Column: Why are American homes growing while family size shrinks?

Stock image of a suburban mansion.

Stock image of a suburban mansion.

Tim Kitchen/Getty Images

Homes are a mirror of what we value. 

For most people, where we live is our most important investment. Surprisingly that fundamental connection between families and homes has been an irrational one for the last three generations of American homes. As families get smaller, homes get bigger.

America has grown in those generations, from less than 50 million families to nearly 130 million households. About a million or more new homes are built every year, and despite actively accommodating the needs and desires of housing consumers, there is a skewed relationship between family size, home size and the number of unoccupied houses in America.

The United States Census gives clear data of the divergence between shrinking families and growing single family homes. Family size has shrunk in America – from over four people living in a home before World War II, to well under three people today. Families are about 40 percent smaller now, but homes have exploded in size. The average home in America was under 1,000 square feet 70 years ago, but is now an average of 2,500 square feet today.
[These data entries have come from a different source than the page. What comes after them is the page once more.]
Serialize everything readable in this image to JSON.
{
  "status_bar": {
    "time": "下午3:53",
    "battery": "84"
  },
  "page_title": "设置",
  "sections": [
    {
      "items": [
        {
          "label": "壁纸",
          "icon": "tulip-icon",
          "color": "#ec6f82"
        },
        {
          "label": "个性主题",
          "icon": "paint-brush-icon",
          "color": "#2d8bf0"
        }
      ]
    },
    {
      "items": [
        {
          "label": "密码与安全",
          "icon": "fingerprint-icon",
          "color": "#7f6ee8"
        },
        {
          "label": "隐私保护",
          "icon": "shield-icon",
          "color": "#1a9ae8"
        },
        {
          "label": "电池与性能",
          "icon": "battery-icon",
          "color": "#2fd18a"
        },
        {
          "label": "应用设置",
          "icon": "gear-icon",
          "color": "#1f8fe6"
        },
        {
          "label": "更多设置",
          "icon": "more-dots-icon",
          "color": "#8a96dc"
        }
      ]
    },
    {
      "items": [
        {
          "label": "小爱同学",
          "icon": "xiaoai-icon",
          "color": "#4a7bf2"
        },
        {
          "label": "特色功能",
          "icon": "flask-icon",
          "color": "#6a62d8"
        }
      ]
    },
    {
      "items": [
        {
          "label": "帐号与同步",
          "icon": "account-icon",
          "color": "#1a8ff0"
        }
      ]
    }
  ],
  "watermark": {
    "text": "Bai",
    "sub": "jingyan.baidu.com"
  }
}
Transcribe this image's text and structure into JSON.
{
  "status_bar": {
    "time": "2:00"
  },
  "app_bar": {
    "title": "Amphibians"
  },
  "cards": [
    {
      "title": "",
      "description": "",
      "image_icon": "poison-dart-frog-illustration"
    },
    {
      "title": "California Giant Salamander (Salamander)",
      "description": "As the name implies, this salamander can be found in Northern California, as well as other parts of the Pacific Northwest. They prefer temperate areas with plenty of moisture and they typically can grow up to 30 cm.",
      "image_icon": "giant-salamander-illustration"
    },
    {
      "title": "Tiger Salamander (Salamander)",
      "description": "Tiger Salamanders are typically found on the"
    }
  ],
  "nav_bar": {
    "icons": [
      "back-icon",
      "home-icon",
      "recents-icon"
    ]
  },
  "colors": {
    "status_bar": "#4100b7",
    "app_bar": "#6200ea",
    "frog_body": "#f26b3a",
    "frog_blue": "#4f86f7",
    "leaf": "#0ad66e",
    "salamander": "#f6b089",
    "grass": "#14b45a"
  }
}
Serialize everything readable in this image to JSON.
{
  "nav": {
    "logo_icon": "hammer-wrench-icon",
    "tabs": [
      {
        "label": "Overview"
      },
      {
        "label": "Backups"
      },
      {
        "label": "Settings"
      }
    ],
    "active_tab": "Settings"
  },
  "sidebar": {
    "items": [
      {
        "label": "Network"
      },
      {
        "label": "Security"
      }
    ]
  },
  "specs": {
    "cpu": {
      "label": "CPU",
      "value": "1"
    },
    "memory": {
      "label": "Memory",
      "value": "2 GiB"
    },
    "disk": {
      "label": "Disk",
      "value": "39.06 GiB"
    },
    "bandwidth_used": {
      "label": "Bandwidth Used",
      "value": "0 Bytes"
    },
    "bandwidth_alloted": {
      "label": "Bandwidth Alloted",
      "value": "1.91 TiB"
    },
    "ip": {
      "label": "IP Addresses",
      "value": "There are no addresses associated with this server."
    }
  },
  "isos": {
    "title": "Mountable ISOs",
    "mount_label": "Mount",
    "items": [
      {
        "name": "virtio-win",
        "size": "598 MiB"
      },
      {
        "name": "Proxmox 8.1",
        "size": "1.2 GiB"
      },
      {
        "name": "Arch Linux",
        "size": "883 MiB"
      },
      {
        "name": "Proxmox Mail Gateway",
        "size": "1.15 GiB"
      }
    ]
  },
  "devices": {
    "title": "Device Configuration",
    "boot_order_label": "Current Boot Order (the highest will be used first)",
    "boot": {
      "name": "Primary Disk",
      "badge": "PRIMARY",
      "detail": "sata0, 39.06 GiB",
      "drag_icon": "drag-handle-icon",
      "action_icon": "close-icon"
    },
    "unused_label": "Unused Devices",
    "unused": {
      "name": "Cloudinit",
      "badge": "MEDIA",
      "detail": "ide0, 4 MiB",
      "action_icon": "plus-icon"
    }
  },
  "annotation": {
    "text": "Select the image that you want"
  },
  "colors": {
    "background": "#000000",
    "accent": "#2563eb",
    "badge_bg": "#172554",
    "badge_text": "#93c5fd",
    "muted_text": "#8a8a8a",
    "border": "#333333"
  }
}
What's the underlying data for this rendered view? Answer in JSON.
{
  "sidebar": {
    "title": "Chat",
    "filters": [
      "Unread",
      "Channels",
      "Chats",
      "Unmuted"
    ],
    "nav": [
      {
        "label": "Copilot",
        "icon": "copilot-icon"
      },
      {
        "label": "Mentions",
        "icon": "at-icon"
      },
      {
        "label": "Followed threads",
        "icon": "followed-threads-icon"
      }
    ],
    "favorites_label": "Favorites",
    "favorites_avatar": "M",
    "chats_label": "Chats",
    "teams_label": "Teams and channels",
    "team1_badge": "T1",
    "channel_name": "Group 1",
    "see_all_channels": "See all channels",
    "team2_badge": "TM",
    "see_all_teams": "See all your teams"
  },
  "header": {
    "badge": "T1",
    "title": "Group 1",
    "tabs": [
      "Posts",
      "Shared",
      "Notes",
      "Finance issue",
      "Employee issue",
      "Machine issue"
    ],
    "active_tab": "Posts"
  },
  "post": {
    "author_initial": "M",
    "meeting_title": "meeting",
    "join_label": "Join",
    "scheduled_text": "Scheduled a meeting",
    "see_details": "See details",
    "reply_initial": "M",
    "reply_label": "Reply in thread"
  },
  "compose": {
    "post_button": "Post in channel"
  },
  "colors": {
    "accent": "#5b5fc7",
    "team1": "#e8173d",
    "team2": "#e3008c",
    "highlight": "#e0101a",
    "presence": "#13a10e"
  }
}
When the reduced number of people living in each home is factored into the increasing size of the homes they live in, the change in homes is startling. There used to be under 300 square feet of house per person 70 years ago, but now there is over 1,000 square feet per family member living in a home in America. Rather than fewer bedrooms being built per home, the four bedroom home is becoming as common as the three bedroom home.

There is one simple reason for larger homes for smaller families: people are earning more. The average annual income of families has doubled in those years. The Gross National Product also increased. It is not surprising that costs of these larger homes for wealthier people increased too as homes today are over three times as costly, even allowing for inflation.  

The nature of our families has changed as well. Less than 10 percent of families had single parents for the children in their homes in 1950, and now almost 30 percent do. Now, 30 percent of homes are places where single individuals live, where once barely five percent of people lived alone. So fewer family members (parents and children) are being housed in more expensive, larger homes with more bedrooms. These demographic and socioeconomic changes are multi-generational and nationwide.

Why are these changes happening? People are living longer, with life expectancies being on average 15 years longer than they were in 1940. 

People have been living in the wake of suburbanization of America since World War II. Fewer than a quarter of the population lived in the suburbs after World War II; now more than half of the population does. After the pandemic revealed that work can be at home, and that exercise and entertainment can become a homebody activity too, those spatial needs may be added to every home’s size as well. 

But there are largely unspoken consequences of this huge transition of bigger homes for smaller families, increasingly outside of cities. All those urban homes, where most people lived prior to World War II, are now too small and land-locked in urban confinement. What has happened to them? According to the U.S. Census Bureau, there are approximately 19 million abandoned properties in America. Many cities have neighborhoods of “zombie buildings.” 

For these last two generations there has been an estimated 10 percent of all homes that are simply empty. Perhaps three million of these homes are “unoccupied,” with expectations of future use, but fifteen million are dead buildings standing.  According to the U.S. Census Bureau, there are over 120,000 abandoned homes in Connecticut.  These homes are often in abandoned rural areas where industrialized farming and the relocation of manufacturing has ended the need to house workers. But most of these abandoned homes are in places that are too tight in a world where bigger homes for smaller families is now a requirement. 

Today, society is living in a climate-change-focused world, where all the carbon embodied in millions of abandoned buildings has a greater cultural value than ever before. Simultaneously, we are creating carbon by building new, larger places to live, when 10 percent of homes are simply unused. This is an unsustainable quandary on many levels.